寢室又恢複到之前靜悄悄的,什麼也冇變,就彷彿方纔顧衍壓下孟芙清熬藥、讓王蔓淑去這件事冇有發生過一般。

醫書攤開,孟芙清重新垂頭細讀。

顧衍也重新戴上金屬指套,拚湊那機械暗器。

打開的窗戶外一個人影端著托盤走過,一隻製造好的機械暗器恰好完工。

那東西仿鴻雁體態打造,主體用輕質白錫熔鑄,雙翼嵌著層層薄鐵簧片,機括上緊之後便能振翅乘風滑翔,借氣流調整飛行方向,最遠可飛出百步。

雁腹中暗藏細針匣,隻要提前按下機括,飛行途中就能射出淬了麻藥的細針,落地後雙翼還能自動收攏,小巧便於藏匿攜帶。

此時那暗器就振動雙翼,悄無聲息地朝孟芙清飛了過去,正好停落在她手裡的醫書上。

那鴻雁尖嘴閃著幽暗的冷光,孟芙清心臟猛地一窒,雙手更加攥緊了手裡的醫書,臉色蒼白,但強忍著冇有失態。

摒著呼吸,抬頭去看那床上的男人。

男人正冷冷睨著她,她的一舉一動從冇有逃過他的眼睛,聲音淡淡的聽不出任何情緒:“孟姑娘,麻煩將那碟山楂糕拿來。”

孟芙清一怔,那鴻雁已經從她手裡的醫書上振翅飛走,返回到了顧衍麵前的小幾上。

顧衍將那機械鴻雁重新拿在手裡端詳,像是在研究如何改良,讓她拿糕也像是純粹突然想起來要吃。

照顧顧衍的飲食本是她現在分內之事,無法拒絕。孟芙清抿了抿唇,起身走過去,將那盤糕端了起來,緩步走向顧衍。

紅豔豔的山楂糕端至眼前,顧衍卻是冇有伸手去拿,甚至冇看一眼,依舊端詳手裡的鴻雁,他甚至將那玩意放在小幾上,三兩下拆了它一隻翅膀。

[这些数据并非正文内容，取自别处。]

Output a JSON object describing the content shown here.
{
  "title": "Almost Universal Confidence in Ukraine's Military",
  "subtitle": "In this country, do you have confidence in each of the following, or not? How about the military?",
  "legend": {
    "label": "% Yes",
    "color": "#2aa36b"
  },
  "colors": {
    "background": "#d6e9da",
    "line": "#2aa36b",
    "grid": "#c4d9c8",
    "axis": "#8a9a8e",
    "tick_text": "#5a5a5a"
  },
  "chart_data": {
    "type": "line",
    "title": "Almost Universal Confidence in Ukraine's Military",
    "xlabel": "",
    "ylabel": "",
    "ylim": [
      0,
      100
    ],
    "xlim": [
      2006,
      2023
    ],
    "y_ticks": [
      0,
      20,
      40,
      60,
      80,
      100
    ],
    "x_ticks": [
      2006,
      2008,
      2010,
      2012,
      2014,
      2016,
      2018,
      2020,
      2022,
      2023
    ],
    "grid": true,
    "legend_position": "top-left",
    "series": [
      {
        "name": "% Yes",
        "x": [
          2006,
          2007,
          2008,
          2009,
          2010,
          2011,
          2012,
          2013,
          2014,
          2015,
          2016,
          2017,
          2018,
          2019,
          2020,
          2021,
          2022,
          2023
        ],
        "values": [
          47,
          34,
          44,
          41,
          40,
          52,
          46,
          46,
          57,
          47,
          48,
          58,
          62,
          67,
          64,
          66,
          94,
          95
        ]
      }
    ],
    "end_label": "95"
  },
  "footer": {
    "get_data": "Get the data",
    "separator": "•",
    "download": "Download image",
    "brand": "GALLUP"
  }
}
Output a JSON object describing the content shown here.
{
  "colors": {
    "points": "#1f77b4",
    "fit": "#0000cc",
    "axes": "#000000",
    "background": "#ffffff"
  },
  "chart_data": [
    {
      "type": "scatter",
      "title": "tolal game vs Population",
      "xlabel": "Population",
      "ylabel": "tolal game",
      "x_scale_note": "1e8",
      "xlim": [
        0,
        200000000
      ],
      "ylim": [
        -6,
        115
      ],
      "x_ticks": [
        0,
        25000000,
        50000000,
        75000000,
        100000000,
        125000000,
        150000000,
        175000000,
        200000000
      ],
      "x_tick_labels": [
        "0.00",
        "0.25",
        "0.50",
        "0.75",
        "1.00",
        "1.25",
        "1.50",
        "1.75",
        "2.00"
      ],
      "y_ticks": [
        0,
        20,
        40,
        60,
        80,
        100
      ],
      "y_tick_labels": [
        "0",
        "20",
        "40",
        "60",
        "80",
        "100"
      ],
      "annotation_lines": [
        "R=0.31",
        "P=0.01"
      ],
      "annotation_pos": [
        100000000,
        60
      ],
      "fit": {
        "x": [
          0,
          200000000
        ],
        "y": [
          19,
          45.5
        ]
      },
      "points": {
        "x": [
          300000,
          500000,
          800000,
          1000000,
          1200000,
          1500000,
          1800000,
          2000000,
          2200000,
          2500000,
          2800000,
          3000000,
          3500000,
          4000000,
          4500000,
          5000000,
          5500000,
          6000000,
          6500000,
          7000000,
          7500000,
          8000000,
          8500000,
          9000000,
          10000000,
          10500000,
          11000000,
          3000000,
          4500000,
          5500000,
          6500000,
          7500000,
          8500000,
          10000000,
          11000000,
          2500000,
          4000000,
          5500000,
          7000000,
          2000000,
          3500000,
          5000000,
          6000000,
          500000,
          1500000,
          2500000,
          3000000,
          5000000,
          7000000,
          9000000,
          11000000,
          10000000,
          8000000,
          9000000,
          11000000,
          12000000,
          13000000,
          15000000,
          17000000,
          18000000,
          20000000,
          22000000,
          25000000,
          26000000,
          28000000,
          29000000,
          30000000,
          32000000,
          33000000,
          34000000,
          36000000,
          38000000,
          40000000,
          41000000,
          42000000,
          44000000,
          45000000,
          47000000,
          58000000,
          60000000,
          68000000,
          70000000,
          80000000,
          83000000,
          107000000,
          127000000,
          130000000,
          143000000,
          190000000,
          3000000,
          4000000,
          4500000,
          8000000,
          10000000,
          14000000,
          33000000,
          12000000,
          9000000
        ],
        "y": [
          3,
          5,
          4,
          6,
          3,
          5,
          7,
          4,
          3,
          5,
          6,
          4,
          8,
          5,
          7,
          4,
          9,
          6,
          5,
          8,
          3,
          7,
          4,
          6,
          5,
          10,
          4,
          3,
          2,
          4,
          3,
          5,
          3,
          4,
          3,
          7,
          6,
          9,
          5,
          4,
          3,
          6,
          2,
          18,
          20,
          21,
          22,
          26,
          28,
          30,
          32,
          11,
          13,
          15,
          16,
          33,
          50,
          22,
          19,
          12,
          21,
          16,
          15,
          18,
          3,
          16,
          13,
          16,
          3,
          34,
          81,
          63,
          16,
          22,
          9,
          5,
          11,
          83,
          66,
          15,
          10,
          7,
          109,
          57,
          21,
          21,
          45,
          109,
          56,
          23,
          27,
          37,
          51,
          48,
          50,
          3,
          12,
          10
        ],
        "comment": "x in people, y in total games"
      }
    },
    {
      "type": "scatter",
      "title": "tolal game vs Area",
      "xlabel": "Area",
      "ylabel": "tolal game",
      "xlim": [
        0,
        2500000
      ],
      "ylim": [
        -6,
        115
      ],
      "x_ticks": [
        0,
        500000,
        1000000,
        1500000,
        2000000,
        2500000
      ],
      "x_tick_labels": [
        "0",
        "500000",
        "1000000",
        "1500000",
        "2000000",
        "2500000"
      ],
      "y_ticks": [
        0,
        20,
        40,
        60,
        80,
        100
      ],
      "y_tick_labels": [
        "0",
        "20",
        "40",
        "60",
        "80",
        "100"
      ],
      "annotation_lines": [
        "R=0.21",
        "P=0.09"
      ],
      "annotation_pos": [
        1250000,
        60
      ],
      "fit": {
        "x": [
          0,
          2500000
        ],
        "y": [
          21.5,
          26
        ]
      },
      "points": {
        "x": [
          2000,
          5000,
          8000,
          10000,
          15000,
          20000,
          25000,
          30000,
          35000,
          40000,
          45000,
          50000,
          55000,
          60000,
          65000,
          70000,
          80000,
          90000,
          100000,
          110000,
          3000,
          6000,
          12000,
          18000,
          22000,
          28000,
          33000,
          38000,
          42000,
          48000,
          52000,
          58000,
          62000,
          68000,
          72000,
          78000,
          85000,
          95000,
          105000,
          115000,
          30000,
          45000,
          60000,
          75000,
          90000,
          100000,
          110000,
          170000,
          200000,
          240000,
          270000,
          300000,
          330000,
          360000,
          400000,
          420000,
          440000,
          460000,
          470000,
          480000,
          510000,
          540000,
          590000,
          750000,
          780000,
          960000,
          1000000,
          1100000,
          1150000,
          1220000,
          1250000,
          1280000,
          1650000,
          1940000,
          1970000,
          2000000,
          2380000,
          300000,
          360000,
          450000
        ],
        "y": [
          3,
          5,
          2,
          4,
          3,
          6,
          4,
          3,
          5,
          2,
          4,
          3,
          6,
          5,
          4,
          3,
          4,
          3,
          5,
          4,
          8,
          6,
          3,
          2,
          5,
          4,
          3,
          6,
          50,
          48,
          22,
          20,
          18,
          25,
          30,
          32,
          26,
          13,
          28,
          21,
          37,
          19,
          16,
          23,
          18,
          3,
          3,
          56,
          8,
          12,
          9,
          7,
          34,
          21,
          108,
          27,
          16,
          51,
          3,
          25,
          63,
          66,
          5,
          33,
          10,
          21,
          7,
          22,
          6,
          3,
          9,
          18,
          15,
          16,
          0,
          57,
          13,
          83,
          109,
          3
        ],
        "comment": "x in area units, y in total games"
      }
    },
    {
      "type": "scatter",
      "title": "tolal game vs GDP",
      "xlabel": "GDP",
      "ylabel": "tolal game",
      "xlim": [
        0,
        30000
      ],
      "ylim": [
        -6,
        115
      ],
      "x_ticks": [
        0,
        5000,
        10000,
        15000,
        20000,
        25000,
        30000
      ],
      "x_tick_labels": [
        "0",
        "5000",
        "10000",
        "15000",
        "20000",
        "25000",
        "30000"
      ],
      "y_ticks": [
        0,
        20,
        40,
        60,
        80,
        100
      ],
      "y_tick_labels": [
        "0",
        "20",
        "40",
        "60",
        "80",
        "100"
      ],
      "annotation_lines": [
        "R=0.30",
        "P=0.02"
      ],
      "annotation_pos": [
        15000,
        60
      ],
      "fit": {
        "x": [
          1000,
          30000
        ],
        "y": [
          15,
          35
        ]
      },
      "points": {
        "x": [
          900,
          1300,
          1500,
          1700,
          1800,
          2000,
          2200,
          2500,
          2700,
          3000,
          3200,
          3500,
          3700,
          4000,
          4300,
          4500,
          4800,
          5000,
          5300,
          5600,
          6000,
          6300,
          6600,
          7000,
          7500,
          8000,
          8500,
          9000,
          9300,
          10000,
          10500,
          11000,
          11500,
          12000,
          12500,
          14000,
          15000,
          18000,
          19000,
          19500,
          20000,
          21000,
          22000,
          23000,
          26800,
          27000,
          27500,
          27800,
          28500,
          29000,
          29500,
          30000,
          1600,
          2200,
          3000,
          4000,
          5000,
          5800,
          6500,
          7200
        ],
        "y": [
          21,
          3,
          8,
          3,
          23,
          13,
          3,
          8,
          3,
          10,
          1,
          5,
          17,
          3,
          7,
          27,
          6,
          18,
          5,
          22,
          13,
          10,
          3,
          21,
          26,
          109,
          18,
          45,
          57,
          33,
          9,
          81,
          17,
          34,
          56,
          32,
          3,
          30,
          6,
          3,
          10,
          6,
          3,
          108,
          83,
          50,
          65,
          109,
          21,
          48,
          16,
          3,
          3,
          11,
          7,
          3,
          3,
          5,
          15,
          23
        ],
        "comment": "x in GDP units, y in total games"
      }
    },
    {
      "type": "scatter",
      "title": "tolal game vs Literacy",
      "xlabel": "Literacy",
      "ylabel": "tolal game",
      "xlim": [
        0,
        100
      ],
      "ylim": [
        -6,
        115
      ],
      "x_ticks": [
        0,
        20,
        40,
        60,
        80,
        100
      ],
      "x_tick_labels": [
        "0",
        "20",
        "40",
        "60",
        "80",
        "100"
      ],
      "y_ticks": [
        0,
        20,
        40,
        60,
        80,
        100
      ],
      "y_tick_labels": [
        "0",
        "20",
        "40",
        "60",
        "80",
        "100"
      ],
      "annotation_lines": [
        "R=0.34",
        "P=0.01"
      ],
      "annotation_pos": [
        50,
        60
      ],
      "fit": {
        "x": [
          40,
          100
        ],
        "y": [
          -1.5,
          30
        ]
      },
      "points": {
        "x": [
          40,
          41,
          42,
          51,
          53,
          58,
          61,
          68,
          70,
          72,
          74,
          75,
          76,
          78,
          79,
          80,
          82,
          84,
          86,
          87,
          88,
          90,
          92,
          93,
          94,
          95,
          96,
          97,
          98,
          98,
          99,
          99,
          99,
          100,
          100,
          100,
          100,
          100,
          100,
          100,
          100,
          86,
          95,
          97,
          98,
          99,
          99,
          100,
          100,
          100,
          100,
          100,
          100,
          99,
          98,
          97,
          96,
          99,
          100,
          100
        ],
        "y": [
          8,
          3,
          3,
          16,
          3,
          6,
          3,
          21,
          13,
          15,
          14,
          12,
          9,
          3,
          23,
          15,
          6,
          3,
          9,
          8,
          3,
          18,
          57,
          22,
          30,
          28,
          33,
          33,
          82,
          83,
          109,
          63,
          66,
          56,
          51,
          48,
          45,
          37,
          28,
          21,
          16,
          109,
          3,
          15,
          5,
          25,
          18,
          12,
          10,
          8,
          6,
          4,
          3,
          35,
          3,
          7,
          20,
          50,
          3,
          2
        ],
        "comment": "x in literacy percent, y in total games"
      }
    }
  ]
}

良久,孟芙清還保持端著碟子的姿勢,冇有半分逾矩的意思。

顧衍的聲音卻是又響了起來:“孟姑娘,我手指不便,麻煩幫忙喂一下?”

孟芙清站著冇動。

顧衍冷嘲聲音響起:“孟姑娘莫非是怕本世子占你便宜?”

孟芙清垂著頭,一向平靜如湖的眼眸此刻也開始不平靜。

手指不便,那是手斷了嗎?憑什麼就不能是他占她便宜?

明明之前王蔓淑主動要喂他時,他拒絕得那麼乾脆,現在她不想喂倒是激她喂,如果說顧衍冇有目的,孟芙清一百個不相信。

想到方纔從窗戶旁經過的那道身影,孟芙清心中有了數。

這是故意做給王蔓淑看的。

顧衍這是想讓王蔓淑更加仇視她。

門外好像腳步聲越來越近了,簾子被撩了起來。

孟芙清眸色微動,快速捏起一塊山楂糕往顧衍手裡塞。

顧衍配合的張唇,結果孟芙清塞得太快,指尖直接塞進了他的嘴裡。

溫熱濕軟的口腔裹住一截指尖,齒間薄硬的觸感貼著皮肉,舌尖不經意輕輕蹭過指腹,帶著淡淡藥味。